Passava das 16 horas quando Romero Jucá, retornando à reunião após longa ausência, tomou a palavra na condição de relator da reforma trabalhista na CCJ e leu uma carta enviada por Temer ao colegiado prometendo cumprir o acordo de vetar os trechos da proposta considerados “inaceitáveis” até pelos governistas. Temer anunciou ainda a disposição de editar uma medida provisória regulamentando esses pontos.
Brasileiros rifados
“Os brasileiros estão sendo rifados para que sejam atendidos interesses pessoais”, denunciou o líder da Oposição, Humberto Costa (PT-PE). Temer e Jucá têm pressa em aprovar a reforma — a última esperança de manter o resto de apoio que o governo ainda recebe do mercado — têm manobrado de todas as formas para impedir que o Senado altere o texto, já que o retorno do projeto à Câmara atrasaria sua tramitação. Indiciado pela Procuradoria-Geral da República, o atual ocupante do Planalto não sabe por quanto tempo mais usará a faixa presidencial.
“Essa reforma é baseada num projeto de sociedade infeliz e concepção estreita”, afirmou Paim, que manifestou-se contra a matéria no mérito e apontou sua inconstitucionalidade: ao reduzir drasticamente a proteção social nas relações de trabalho, a reforma atenta contra os princípios da Dignidade da Pessoa Humana e do Valor Social do Trabalho, ambos previstos no artigo 1º da Constituição.
Antes do passe de mágica de Jucá, os senadores Lasier Martins (PSD-RS), Lídice da Mata (PSB-BA), Randolfe Rodrigues (Rede-AP), Vanessa Graziottin (PCdoB-AM), Eduardo Braga (PMDB-AM) e Paulo Paim (PT-RS) apresentaram votos em separado—relatórios alternativos ao parecer oferecido pelo líder do governo. Além disso, 267 emendas foram apresentadas ao projeto. Jucá rejeitou todas as tentativas de modificar o texto da reforma trabalhista.
Respeito ao Senado
“Não podemos abrir mão do nosso papel de Casa revisora, todos os 81 senadores querem modificar o projeto. Estamos nos fragilizando cada vez mais o nosso papel”, cobrou o líder do PT, Lindbergh Farias (RJ), lembrando ainda que Temer não é um bom cumpridor de acordos.
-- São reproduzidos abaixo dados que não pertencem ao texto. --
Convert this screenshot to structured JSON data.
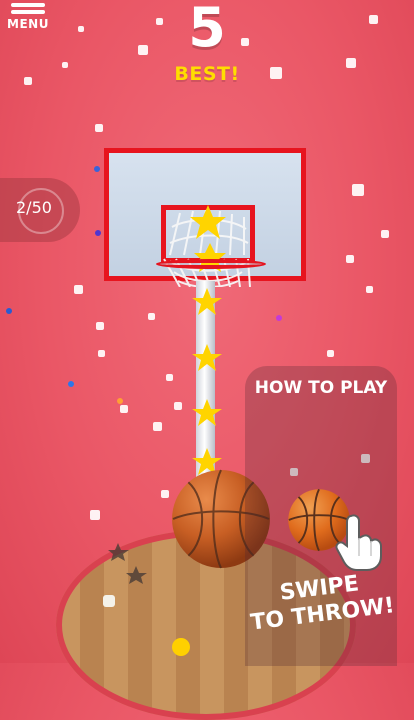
{
  "hud": {
    "menu_label": "MENU",
    "score": "5",
    "best_label": "BEST!"
  },
  "progress": {
    "text": "2/50",
    "fraction": 0.04
  },
  "how_to_play": {
    "title": "HOW TO PLAY",
    "message": "SWIPE\nTO THROW!"
  },
  "colors": {
    "background": "#ea5766",
    "hoop": "#e7141e",
    "best": "#ffdd00",
    "ball": "#c75b1f",
    "star": "#ffd400"
  },
  "icons": [
    "menu-icon",
    "basketball-icon",
    "star-icon",
    "hand-icon"
  ]
}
O ocupante do Planalto também se comprometeu a vetar pontos do projeto da terceirização irrestrita para facilitar a adesão de sua base à proposta mas, pressionado por grandes grupos econômicos, voltou atrás e sancionou a matéria com todos os seus aspectos mais perversos. “O Senado precisa se dar ao respeito”, conclamou o petista.
Inconstitucional
A senadora Gleisi Hoffmann (PT-PR) condenou o “jeitinho” inventado por Temer e Jucá e alertou os membros da CCJ para a inconstitucionalidade da ideia de editar uma MP para consertar o que o Senado poderia alterar soberanamente, já nesta quarta-feira, aprovando emendas à proposta. “A matéria não atenderia aos pressupostos de urgência e relevância exigidos para a edição de medidas provisórias. Como pode a CCJ compactuar com isso? A comissão não pode dar guarida a essa movimentação”.
Gleisi e os demais senadores do PT que integram a CCJ defenderam a suspensão da discussão da reforma trabalhista em função da crise institucional. “A pressa é por quê? Porque o Temer vai cair, aí tem que entregar a reforma trabalhista antes?”